United States District Court, Southern District of Florida
Mar 24, 2023
22-20469-CIV-LENARD/LOUIS (S.D. Fla. Mar. 24, 2023)

Opinion

22-20469-CIV-LENARD/LOUIS

03-24-2023

GRETER ALVAREZ MARTIN, Plaintiff, v. KILOLO KIJAKAZI, Acting Commissioner of Social Security, Defendant.


ORDER ADOPTING REPORT AND RECOMMENDATION (D.E. 16), DENYING PLAINTIFF'S MOTION FOR SUMMARY JUDGMENT (D.E. 14), GRANTING DEFENDANT'S MOTION FOR SUMMARY JUDGMENT (D.E. 15), AFFIRMING THE COMMISSIONER'S DECISION, AND CLOSING CASE

JOAN A. LENARD, UNITED STATES DISTRICT JUDGE.

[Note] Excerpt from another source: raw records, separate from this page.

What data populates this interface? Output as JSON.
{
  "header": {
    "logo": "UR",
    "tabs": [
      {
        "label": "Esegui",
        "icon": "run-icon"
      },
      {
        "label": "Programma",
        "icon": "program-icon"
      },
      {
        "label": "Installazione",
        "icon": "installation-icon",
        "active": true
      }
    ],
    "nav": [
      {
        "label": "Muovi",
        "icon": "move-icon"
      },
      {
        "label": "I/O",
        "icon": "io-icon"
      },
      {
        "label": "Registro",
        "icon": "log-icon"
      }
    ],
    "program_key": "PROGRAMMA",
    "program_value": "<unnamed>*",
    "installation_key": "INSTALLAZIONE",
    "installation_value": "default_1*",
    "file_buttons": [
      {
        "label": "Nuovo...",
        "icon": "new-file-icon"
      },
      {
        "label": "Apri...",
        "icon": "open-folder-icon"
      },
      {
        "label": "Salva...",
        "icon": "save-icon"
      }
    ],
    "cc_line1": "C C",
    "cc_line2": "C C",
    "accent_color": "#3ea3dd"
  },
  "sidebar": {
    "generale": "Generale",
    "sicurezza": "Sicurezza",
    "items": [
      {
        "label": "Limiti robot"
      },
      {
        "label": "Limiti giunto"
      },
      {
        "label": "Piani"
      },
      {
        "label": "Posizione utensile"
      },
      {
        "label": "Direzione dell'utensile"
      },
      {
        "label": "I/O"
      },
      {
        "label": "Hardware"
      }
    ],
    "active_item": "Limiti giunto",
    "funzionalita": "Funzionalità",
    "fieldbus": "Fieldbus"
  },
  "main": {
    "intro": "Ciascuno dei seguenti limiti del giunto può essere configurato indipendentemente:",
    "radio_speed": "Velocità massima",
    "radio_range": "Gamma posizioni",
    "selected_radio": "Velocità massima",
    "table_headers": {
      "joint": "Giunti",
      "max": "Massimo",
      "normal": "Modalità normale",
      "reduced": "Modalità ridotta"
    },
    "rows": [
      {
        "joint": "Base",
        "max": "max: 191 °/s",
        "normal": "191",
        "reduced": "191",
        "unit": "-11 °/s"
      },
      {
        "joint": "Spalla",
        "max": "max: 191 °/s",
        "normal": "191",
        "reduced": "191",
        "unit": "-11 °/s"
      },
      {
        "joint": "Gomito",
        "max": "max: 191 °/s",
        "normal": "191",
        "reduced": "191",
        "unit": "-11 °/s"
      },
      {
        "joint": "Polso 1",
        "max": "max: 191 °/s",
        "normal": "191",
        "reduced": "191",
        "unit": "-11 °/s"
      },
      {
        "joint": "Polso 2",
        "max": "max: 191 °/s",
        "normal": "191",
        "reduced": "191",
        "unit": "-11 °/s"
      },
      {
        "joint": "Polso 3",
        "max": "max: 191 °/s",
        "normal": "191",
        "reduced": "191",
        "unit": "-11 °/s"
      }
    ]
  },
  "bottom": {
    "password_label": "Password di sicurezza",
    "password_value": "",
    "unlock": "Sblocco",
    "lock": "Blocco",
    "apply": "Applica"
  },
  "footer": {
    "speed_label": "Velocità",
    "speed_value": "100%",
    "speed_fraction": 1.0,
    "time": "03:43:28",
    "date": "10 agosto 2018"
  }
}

THIS CAUSE is before the Court on the Report and Recommendation of Magistrate Judge Lauren F. Louis, (“Report,” D.E. 16), issued February 8, 2023, recommending that the Court deny Plaintiff Greter Alvarez Martin's Motion for Summary Judgment, (D.E. 14), grant the Commissioner's Motion for Summary Judgment, (D.E. 15), and affirm the Commissioner's decision. Plaintiff filed Objections on February 22, 2023, to which the Commissioner did not respond. Upon de novo review of the Report, Objections, and the record, the Court finds as follows.

I. Background

This case involves applications for Social Security disability insurance benefits and supplemental security income under the Social Security Act (“Act”), 42 U.S.C. § 401, et seq. Because Plaintiff does not object to Judge Louis's recitation of the facts, the Court repeats it here for consistency.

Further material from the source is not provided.